Dan adapun do’a yang populer di sisi manusia yang bermula dengan ucapan mereka,
صَدَقَ اللهُ الْعَظِيْمُ الَّذِيْ لَمْ يَزَلْ عَلِيْمًا قَدِيْرًا، صَدَقَ اللهُ، وَمَنْ أَصْدَقُ مِنَ اللهِ قِيْلاً، صَدَقَ اللهُ الْعَظِيْمُ، وَبَلَّغَ رَسُوْلُهُ الْكَرِيْمُ، وَنَحْنُ عَلَى مَا قَالَ رَبُّنَا مِنَ الشَّاهِدِيْنَ، وَلِمَا أَوْجَبَ غَيْرُ جَاحِدِيْنَ……..إلخ
“Maha Benar Allah Yang Maha Agung, yang tiada hentinya dia Maha Mengetahui lagi Maha Kuasa. Maha Benar Allah, dan siapakah yang lebih jujur ucapannya daripada Allah. Maha Benar Allah Yang Maha Agung, Rasul-Nya yang mulia telah menyampaikan (risalah), dan kami termasuk orang-orang yang bersaksi akan apa yang telah difirmankan oleh Tuhan kami, dan kepada apa yang telah Dia wajibkan (kami) bukanlah (termasuk) orang-orang yang menentang…” hingga akhir.

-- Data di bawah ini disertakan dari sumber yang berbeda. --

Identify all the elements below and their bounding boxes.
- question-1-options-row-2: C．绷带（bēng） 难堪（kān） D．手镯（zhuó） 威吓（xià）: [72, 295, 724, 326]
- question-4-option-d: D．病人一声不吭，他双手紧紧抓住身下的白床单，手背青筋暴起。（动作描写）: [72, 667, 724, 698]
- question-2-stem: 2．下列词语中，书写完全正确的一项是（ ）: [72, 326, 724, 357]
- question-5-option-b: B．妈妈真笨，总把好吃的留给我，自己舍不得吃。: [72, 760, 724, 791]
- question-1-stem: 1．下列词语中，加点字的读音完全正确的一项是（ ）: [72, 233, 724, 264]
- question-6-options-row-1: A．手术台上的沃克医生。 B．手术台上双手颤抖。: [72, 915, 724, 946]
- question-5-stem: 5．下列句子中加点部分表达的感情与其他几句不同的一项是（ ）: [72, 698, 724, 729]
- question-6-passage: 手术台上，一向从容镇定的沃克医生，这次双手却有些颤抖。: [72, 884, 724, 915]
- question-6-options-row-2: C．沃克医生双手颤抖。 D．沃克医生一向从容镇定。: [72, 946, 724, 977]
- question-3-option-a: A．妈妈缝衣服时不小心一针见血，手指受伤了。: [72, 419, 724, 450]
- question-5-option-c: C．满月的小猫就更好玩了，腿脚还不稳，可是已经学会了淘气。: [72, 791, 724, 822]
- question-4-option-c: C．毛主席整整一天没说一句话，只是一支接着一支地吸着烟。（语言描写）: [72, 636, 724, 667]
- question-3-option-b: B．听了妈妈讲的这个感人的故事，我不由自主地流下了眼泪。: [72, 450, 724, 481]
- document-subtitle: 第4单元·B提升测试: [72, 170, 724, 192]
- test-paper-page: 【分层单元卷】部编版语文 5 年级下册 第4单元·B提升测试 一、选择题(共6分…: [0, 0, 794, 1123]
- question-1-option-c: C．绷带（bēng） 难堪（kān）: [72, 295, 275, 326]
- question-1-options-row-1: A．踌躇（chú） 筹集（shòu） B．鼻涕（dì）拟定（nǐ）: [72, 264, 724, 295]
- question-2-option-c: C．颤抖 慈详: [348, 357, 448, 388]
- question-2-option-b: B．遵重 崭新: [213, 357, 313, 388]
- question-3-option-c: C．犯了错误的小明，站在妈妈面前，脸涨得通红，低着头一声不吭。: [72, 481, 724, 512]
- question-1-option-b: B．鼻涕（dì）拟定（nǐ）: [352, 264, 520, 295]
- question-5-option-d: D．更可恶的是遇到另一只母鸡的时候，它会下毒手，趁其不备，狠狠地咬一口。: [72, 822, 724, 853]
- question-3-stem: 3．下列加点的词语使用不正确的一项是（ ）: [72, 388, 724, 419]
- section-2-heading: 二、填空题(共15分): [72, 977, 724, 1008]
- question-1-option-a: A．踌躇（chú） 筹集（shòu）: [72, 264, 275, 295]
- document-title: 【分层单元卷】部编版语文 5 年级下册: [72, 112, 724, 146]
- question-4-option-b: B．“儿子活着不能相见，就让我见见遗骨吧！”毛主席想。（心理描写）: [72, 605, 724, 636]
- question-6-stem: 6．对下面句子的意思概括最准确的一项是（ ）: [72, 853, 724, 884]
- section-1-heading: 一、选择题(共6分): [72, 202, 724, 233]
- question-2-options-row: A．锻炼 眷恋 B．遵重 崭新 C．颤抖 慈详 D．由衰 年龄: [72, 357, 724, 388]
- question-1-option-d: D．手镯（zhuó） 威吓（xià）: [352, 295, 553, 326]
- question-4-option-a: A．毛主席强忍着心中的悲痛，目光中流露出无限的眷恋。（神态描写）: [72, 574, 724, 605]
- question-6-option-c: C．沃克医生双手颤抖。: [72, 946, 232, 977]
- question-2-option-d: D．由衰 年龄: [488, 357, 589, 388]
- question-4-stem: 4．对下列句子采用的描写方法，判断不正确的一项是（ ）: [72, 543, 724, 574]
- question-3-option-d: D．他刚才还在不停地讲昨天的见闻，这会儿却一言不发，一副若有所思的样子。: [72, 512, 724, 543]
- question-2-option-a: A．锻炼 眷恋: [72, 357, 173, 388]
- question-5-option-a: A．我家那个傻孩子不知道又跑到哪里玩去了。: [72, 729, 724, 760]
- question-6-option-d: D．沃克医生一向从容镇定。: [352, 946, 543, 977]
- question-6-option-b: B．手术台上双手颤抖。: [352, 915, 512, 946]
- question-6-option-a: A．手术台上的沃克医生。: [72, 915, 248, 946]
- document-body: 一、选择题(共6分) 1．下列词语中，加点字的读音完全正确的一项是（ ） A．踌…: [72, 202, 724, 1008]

Maka do’a ini adalah do’a yang tidak ada asal usulnya. Dan yang lebih utama adalah menjauhinya, terutama lagi jika hal itu menyebar di sisi manusia. Hingga sebagian mereka menyangkanya sebagai bagian dari sunnah. Maka seandainya seseorang meninggalkannya, maka pastilah mereka akan mengingkarinya seraya berkata, ‘Engkau telah menyelisihi sunnah.’
Peringatan:
Telah berlalu melewati kita, bahwa tidak ada satu dalilpun dari Nabi shallallaahu ‘alaihi wa sallam, tidak juga dari salah seorangpun dari kalangan para sahabat beliau radhiyallaahu ‘anhum akan disyari’atkannya do’a khatam al-Qur`an di dalam shalat; baik dari seorang imam ataupun yang shalat sendirian; baik sebelum ruku’ ataupun sesudahnya; di dalam tarawih ataupun selainnya. Akan tetapi telah datang di dalam al-Inshaaf (2/186) bahwa al-Mardawiy telah menukil dari Imam Ahmad rahimahullah bahwa beliau pernah ditanya, “Al-Quran telah dikhatamkan di dalam shalat witir, lalu dia berdo’a?” Maka Imam Ahmad mempermudahnya.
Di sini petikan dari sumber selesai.